Mir ist folgendes aufgefallen, das ich nicht verstehe:

Wenn ich "emerge --update --deep world" ausführe, um die jeweils aktuellsten aller installierten Pakete zu installieren, dann klappt alles wunderbar.

Nachdem Portage hiermit fertig ist, und wenn ich _ohne_ "emerge --sync" auszuführen nochmal "emerge --update --deep world" ausführe, möchte Portage erneut die zuvor aktualisierten Pakete installieren.

Kann mir jemand erklären wieso? Meines Verständnisses nach sollten nach einmaligem ausführen doch alle aktuellen Pakete installiert worden sein. Selbst wenn es inzwischen X Aktualisierungen im Portage-Tree gäbe, sollte mein lokales System ohne abholen desselbigen ("emerge --sync") doch hiervon garnichts mitbekommen, oder? Auch USE FLags oder ähnliches wurden nicht verändert.

Vielen Dank schonmal.

----------

## Josef.95

Hm.. ungewöhnlich...

Magst du das mal an einem Beispiel Paket demonstrieren?!

----------

## Necoro

Und bitte auch dazu die Portage-Version angeben (bzw gleich ein emerge --info)

----------

## Whitewolf Fox

Hallo zusammen,

sorry, das scheint sich inzwischen selbst erledigt zu haben ... konnte es letzte Woche mehrfach nachstellen - nun nicht mehr.

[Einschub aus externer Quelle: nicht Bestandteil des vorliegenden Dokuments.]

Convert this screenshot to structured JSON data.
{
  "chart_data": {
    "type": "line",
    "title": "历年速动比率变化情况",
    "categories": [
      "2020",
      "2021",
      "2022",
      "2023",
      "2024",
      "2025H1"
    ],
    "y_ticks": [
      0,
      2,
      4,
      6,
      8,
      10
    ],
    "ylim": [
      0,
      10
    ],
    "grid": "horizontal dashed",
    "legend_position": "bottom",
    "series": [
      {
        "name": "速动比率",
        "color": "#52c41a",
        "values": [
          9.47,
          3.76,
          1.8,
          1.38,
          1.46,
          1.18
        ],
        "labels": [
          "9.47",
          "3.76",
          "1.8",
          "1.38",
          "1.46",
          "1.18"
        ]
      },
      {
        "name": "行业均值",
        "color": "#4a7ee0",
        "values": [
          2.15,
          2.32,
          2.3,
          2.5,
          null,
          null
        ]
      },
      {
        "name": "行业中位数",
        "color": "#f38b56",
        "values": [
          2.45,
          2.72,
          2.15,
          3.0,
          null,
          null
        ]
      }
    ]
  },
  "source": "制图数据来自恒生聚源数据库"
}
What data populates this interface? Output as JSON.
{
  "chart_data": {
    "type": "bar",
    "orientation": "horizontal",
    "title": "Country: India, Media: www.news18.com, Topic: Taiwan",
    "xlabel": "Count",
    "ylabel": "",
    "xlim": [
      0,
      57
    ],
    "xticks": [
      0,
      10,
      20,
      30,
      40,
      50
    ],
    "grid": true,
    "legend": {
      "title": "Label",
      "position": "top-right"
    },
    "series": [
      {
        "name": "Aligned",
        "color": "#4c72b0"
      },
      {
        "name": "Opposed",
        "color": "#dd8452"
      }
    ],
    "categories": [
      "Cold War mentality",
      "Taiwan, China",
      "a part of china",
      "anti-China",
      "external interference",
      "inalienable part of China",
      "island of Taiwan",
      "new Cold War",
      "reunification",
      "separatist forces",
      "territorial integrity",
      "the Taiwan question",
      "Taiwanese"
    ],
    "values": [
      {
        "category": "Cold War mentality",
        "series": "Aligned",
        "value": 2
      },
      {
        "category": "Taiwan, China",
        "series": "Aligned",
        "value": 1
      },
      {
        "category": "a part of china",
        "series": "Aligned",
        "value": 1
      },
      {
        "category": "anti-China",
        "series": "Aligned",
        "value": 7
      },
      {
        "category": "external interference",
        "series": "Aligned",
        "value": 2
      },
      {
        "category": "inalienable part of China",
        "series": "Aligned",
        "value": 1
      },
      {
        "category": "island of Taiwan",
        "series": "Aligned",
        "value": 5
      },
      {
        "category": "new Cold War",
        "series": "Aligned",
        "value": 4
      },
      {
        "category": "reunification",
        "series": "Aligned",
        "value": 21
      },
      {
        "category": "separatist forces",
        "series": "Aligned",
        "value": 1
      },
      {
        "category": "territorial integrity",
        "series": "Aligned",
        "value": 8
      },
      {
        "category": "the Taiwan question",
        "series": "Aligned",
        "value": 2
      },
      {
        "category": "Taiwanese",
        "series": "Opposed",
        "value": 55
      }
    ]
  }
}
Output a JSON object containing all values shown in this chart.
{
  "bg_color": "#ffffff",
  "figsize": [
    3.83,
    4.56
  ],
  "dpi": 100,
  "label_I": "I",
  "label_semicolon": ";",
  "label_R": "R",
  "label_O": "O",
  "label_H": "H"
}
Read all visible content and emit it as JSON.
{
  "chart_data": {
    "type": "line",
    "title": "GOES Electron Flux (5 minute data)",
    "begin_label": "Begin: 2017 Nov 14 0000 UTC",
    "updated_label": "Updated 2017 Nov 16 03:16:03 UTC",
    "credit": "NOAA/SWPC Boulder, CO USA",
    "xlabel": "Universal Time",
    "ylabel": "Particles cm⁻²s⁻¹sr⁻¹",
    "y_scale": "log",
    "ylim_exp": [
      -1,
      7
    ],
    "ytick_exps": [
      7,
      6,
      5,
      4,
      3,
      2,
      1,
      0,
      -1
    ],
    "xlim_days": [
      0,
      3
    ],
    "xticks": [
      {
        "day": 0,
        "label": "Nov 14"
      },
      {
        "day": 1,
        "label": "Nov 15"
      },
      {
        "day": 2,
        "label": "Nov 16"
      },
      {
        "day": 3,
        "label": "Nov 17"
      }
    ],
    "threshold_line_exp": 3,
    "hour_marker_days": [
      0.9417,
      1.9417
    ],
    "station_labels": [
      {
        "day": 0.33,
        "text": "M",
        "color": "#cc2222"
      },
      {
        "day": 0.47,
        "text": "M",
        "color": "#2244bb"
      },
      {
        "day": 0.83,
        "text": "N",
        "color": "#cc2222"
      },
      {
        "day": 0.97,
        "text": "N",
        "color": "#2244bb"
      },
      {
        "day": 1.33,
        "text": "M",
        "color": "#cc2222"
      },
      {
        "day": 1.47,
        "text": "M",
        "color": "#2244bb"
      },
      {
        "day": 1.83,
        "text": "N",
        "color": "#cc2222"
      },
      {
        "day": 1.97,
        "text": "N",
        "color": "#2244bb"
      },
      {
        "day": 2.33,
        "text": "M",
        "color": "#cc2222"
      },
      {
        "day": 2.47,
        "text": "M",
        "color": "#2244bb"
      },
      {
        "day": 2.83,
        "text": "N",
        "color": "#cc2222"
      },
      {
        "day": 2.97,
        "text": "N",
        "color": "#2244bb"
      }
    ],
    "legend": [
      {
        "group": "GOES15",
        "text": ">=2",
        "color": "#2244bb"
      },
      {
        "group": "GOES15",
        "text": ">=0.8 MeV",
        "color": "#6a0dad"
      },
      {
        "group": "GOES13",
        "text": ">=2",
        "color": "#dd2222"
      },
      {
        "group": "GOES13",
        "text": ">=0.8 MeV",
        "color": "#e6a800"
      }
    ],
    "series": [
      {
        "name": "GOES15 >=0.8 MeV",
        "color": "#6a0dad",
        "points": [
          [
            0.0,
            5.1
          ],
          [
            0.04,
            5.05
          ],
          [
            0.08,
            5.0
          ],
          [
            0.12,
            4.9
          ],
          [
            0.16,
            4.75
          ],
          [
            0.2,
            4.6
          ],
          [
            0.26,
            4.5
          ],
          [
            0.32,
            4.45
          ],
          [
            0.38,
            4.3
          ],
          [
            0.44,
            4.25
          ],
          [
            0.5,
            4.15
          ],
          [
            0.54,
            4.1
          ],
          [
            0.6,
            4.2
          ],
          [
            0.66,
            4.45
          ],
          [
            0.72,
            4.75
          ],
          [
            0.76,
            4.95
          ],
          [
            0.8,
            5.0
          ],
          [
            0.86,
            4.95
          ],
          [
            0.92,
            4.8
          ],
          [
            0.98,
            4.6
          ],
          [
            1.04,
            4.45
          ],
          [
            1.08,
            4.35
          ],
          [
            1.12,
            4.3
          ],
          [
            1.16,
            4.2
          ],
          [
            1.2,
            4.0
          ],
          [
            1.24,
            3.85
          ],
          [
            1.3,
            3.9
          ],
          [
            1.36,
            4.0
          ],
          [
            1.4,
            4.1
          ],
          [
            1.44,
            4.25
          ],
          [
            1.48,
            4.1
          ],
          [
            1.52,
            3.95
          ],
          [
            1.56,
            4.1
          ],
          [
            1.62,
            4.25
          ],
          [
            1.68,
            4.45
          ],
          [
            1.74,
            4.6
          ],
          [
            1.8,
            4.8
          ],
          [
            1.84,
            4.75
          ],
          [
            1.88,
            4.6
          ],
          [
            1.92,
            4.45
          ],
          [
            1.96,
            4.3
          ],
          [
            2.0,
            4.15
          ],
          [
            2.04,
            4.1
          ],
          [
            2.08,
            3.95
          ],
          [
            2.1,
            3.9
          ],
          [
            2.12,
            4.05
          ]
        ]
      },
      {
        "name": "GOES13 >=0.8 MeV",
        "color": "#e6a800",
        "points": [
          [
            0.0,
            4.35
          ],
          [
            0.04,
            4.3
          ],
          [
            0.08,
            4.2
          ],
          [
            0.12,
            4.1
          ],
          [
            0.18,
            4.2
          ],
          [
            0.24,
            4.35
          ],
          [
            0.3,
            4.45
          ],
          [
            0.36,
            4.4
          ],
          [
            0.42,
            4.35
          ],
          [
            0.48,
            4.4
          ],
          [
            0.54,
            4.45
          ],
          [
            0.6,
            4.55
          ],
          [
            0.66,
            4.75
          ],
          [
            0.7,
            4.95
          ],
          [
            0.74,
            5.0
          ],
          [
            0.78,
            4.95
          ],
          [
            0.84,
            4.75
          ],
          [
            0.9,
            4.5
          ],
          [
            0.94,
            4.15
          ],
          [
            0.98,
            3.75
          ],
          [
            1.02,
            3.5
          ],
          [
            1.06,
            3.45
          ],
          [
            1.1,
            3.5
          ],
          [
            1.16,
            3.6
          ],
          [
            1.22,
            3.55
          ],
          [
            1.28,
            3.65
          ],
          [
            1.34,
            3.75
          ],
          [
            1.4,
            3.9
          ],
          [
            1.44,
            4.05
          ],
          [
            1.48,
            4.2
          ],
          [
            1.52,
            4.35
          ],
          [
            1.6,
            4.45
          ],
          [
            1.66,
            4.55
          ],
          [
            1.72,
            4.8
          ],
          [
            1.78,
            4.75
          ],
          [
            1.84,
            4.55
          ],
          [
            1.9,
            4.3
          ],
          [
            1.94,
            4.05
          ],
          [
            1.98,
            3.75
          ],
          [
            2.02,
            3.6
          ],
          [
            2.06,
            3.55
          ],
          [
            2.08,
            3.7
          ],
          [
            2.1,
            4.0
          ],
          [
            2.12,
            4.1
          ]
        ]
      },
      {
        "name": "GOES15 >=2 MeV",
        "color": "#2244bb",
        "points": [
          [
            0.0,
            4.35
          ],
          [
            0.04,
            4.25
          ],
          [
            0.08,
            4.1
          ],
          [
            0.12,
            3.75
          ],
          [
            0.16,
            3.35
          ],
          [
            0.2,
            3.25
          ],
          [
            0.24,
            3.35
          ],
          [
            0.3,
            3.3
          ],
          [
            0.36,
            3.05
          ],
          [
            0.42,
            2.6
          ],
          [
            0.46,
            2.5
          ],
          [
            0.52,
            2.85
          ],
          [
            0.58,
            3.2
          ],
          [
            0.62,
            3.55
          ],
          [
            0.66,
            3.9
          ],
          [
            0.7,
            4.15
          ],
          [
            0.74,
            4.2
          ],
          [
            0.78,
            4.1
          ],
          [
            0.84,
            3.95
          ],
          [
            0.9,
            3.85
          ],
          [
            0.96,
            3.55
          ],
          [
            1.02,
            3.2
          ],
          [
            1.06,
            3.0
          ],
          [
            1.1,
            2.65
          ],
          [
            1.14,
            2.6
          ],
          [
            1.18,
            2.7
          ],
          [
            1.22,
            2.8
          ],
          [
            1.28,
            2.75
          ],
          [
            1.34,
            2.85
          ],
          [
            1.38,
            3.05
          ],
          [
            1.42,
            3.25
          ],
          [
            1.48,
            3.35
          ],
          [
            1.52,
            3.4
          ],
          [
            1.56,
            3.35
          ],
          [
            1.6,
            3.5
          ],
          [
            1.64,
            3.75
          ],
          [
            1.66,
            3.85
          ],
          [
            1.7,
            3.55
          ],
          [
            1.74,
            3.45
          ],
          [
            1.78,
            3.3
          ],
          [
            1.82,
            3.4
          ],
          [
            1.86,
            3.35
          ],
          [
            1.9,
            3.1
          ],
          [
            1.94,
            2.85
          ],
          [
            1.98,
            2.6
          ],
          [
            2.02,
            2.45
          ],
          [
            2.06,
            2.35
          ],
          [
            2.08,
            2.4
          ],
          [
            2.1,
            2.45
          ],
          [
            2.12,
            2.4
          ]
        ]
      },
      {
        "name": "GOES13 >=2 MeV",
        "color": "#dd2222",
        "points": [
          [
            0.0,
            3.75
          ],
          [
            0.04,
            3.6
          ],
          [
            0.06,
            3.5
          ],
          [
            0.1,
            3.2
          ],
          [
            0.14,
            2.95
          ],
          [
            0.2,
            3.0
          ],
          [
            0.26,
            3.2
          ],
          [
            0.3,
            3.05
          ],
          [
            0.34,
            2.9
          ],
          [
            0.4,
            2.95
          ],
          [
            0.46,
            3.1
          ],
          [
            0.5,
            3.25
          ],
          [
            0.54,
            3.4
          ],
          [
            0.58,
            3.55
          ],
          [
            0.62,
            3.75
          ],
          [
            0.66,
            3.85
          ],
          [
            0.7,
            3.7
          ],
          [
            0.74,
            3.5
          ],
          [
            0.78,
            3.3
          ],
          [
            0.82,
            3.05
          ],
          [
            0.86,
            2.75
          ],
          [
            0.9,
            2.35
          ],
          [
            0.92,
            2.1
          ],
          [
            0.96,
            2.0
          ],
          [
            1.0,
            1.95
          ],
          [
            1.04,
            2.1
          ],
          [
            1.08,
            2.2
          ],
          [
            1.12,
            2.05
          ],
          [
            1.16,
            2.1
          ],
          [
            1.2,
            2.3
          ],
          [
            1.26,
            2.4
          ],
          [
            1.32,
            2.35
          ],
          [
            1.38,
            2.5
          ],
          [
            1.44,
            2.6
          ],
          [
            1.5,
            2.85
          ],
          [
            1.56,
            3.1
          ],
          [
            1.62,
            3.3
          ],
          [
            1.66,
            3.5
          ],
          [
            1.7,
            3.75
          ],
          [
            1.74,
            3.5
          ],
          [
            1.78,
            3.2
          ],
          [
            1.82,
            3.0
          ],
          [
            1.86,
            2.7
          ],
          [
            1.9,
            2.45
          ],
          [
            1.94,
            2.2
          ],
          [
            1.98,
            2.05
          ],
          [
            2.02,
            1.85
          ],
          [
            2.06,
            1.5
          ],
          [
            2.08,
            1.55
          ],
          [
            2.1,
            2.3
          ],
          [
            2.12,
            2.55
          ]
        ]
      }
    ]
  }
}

Ich habe einmal den aktuellen Portage - Tree geholt, "emerge --update --deep world" ausgeführt, durchlaufen lassen und bei einem zweiten Aufruf kam nichts mehr.

Vielen Dank!

----------

## cyril_sneer

Idee: Kann es sein, dass, als der Fehler auftrat, emerge nicht sauber durchgelaufen ist, und somit die Pakete gar nicht aktualisiert wurden?

----------

## Whitewolf Fox

Ich kann dem Log weder das eine noch das andere entnehmen ...  :Razz: 

Naja: Hauptsache ich habe doch verstanden wie Portage sich hier verhält  :Wink: 

----------